Not much happens to them, really. There are crushes and barkada mischief, but also a tragic drag-racing accident that forces a moment of reckoning before graduation. That’s it. And maybe that’s the point.
“Bagets” presents a version of middle-class adolescence that will feel instantly familiar to anyone who came of age in the ’80s. Our first encounters with sex were awkward and furtive — often involving places like massage parlors along Quezon Avenue, with a sense of secrecy and risk. Crude as that sounds now, it functioned less as a moral collapse than as a rite of passage in a pre-digital world.
This was before intimacy became algorithmic, before desire was mediated by screens, apps, and performative openness. Compared to today — where exposure is constant and boundaries blur early — the idea of fumbling through early crushes or exploring curiosity in slightly risky ways feels almost quaint, even old-fashioned.
Back then, summer breaks meant uncomplicated trips to Baguio or a Batangas beach. When we cut class or celebrated minor victories, there was Shakey’s — where pitchers of draft beer might be enjoyed under less scrutiny than today. More often, we just hung out at a friend’s house, listened to music, and maybe passed around a joint. Our rebellions were modest, almost polite.

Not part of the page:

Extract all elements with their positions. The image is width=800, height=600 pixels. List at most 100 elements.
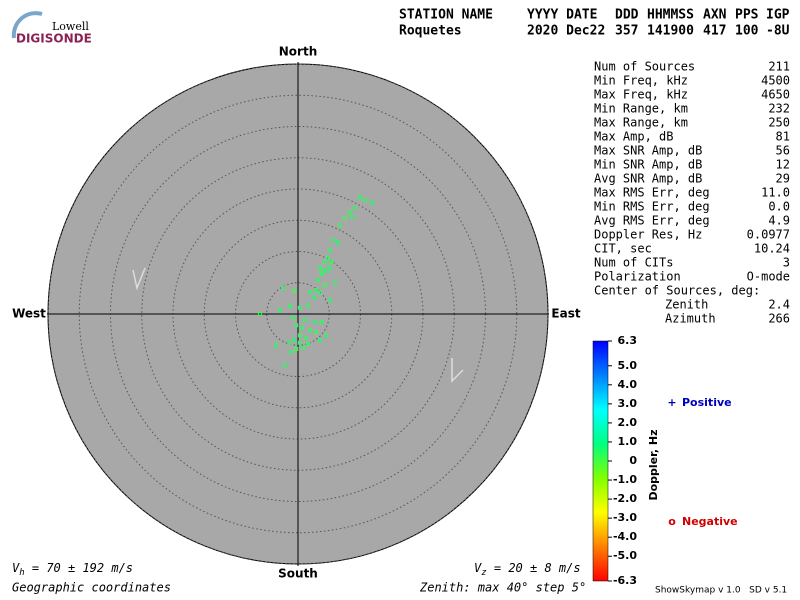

The music of “Bagets” remains a perfect time capsule. In 1984, Michael Jackson dominated pop culture, long before today’s controversies reshaped his legacy. New Wave was just beginning to bleed into the Top 40.
The movie also captured our surprisingly lasting flirtation with pop-jazz. There’s something telling about Tonton lecturing about the future while listening to Clarke/Duke Project — it was the sound of a generation trying to feel sophisticated before the world got complicated, and which carried us through our early adulting years.

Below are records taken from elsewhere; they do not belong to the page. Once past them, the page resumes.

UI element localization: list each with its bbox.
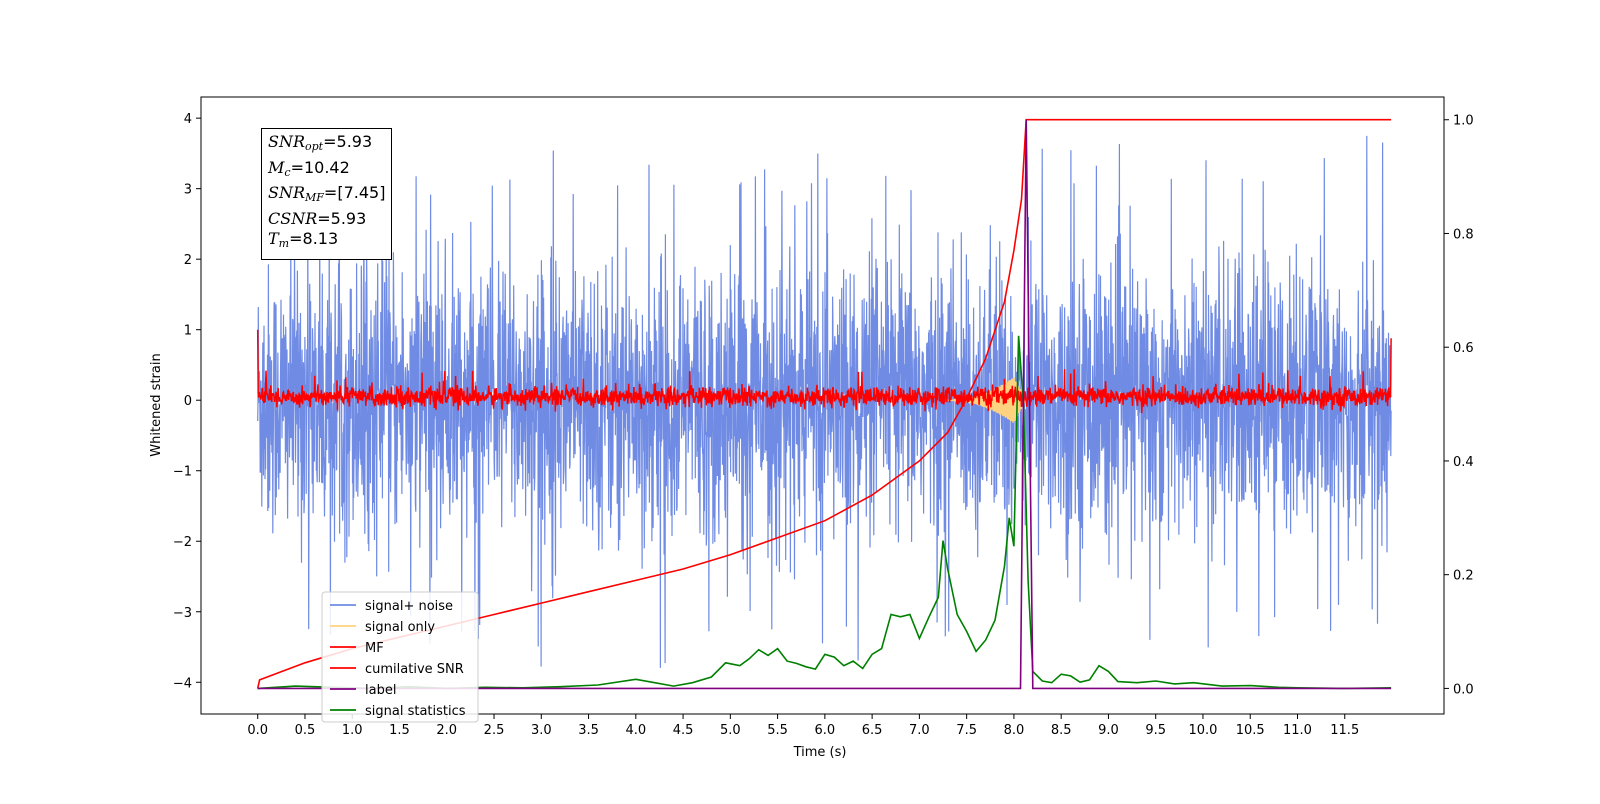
y2-tick-label: 0.4 [1453, 455, 1474, 470]
x-tick-label: 5.5 [767, 723, 788, 738]
x-tick-label: 6.0 [815, 723, 836, 738]
x-tick-label: 3.5 [578, 723, 599, 738]
y2-tick-label: 0.0 [1453, 682, 1474, 697]
x-axis: 0.0 0.5 1.0 1.5 2.0 2.5 3.0 3.5 4.0 4.5 5.0 5.5 6.0 6… [247, 714, 1359, 738]
tm-value: =8.13 [289, 229, 339, 248]
legend-label: MF [365, 641, 384, 656]
x-axis-label: Time (s) [793, 745, 847, 760]
legend-label: signal+ noise [365, 599, 453, 614]
snr-mf-value: =[7.45] [323, 183, 386, 202]
y-tick-label: 0 [184, 394, 192, 409]
y2-tick-label: 1.0 [1453, 114, 1474, 129]
y-axis-label: Whitened strain [149, 353, 164, 456]
x-tick-label: 11.0 [1283, 723, 1312, 738]
csnr-value: =5.93 [317, 208, 367, 228]
legend-label: signal only [365, 620, 435, 635]
y-tick-label: 2 [184, 253, 192, 268]
y-tick-label: 4 [184, 112, 192, 127]
x-tick-label: 7.5 [956, 723, 977, 738]
x-tick-label: 3.0 [531, 723, 552, 738]
x-tick-label: 7.0 [909, 723, 930, 738]
series-mf [256, 329, 1392, 414]
mc-line: Mc=10.42 [268, 157, 350, 179]
legend-label: label [365, 683, 396, 698]
y-tick-label: −4 [173, 676, 192, 691]
snr-opt-line: SNRopt=5.93 [268, 132, 373, 153]
x-tick-label: 6.5 [862, 723, 883, 738]
series-signal-noise [257, 134, 1392, 668]
y-tick-label: −1 [173, 465, 192, 480]
series-signal-statistics [257, 335, 1392, 690]
legend-box [321, 591, 479, 723]
y2-tick-label: 0.8 [1453, 227, 1474, 242]
x-tick-label: 10.0 [1188, 723, 1217, 738]
x-tick-label: 9.0 [1098, 723, 1119, 738]
x-tick-label: 2.5 [484, 723, 505, 738]
x-tick-label: 8.5 [1051, 723, 1072, 738]
x-tick-label: 11.5 [1330, 723, 1359, 738]
csnr-line: CSNR=5.93 [268, 208, 367, 228]
x-tick-label: 9.5 [1145, 723, 1166, 738]
y2-tick-label: 0.2 [1453, 569, 1474, 584]
x-tick-label: 4.0 [625, 723, 646, 738]
y2-axis: 0.0 0.2 0.4 0.6 0.8 1.0 [1444, 114, 1474, 697]
legend-label: signal statistics [365, 704, 466, 719]
y-tick-label: −3 [173, 606, 192, 621]
snr-mf-line: SNRMF=[7.45] [268, 183, 386, 204]
x-tick-label: 2.0 [436, 723, 457, 738]
tm-line: Tm=8.13 [268, 229, 339, 250]
legend: signal+ noise signal only MF cumilative SNR… [321, 591, 479, 723]
y-tick-label: 3 [184, 183, 192, 198]
plot-frame [200, 96, 1445, 715]
x-tick-label: 1.5 [389, 723, 410, 738]
y2-tick-label: 0.6 [1453, 341, 1474, 356]
x-tick-label: 8.0 [1004, 723, 1025, 738]
snr-annotation-box: SNRopt=5.93 Mc=10.42 SNRMF=[7.45] CSNR=5… [261, 128, 393, 260]
y-tick-label: 1 [184, 324, 192, 339]
x-tick-label: 5.0 [720, 723, 741, 738]
snr-opt-value: =5.93 [323, 132, 373, 151]
y-tick-label: −2 [173, 535, 192, 550]
y-axis: −4 −3 −2 −1 0 1 2 3 4 [173, 112, 201, 691]
mc-value: =10.42 [290, 157, 350, 177]
x-tick-label: 1.0 [342, 723, 363, 738]
x-tick-label: 0.5 [295, 723, 316, 738]
x-tick-label: 4.5 [673, 723, 694, 738]
legend-label: cumilative SNR [365, 662, 464, 677]
series-label [257, 119, 1392, 690]
x-tick-label: 10.5 [1236, 723, 1265, 738]
x-tick-label: 0.0 [247, 723, 268, 738]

And yes — we dressed like that, loud colors and all. The preppier kids flaunted Lacoste and Polo. The girls wore ruffled dresses, oversized hoop earrings, and hair sprayed into architectural defiance. Coolness was either about fashion or fraternity affiliation. Violence, when it existed, felt contained. Death felt distant.
What hits hardest today, though, is not the fashion or the music — it’s the family structure. The world of “Bagets” was one where broken homes existed, but were not the norm. None of the boys have OFW parents. Their home lives assumed stability, a context different from many contemporary Filipino teens whose families are likely grappling with migration or other challenges.
Today, those characters would be in their late 50s, the Gen X parents scrolling through Facebook with steady jobs and intact families, hosting reunions fueled by nostalgia and old playlists. We are baffled by today’s generation, secretly amused, occasionally judgmental. We still light up a joint once in a while and talk endlessly about the old days.
We may still go wild when we hear the opening bass line of “Build Me Up Buttercup” or Kool & the Gang’s “Celebration,” but it’s jazz — “Sweet Baby” or “Stay Awake” — that sends us into quiet reflection.
In hindsight, growing up in the early ’80s gave us something rare: a final, unselfconscious taste of innocence. We were too young to have felt the full weight of Martial Law; our battles were fought against Space Invaders compared to the real struggles our elders faced. Our greatest trauma was the banning of “Voltes V.”
But while we were learning the steps to “Beat It,” the foundations of the country were shifting. Ninoy Aquino’s assassination had already happened, although the EDSA Revolution was still two years away. We were living in the final, golden hours of a specific kind of Filipino adolescence — a bubble of gelled hair and neon-colored clothes, right before the sea-change began.
Looking back from 2026, it’s clear: we really did just get lucky.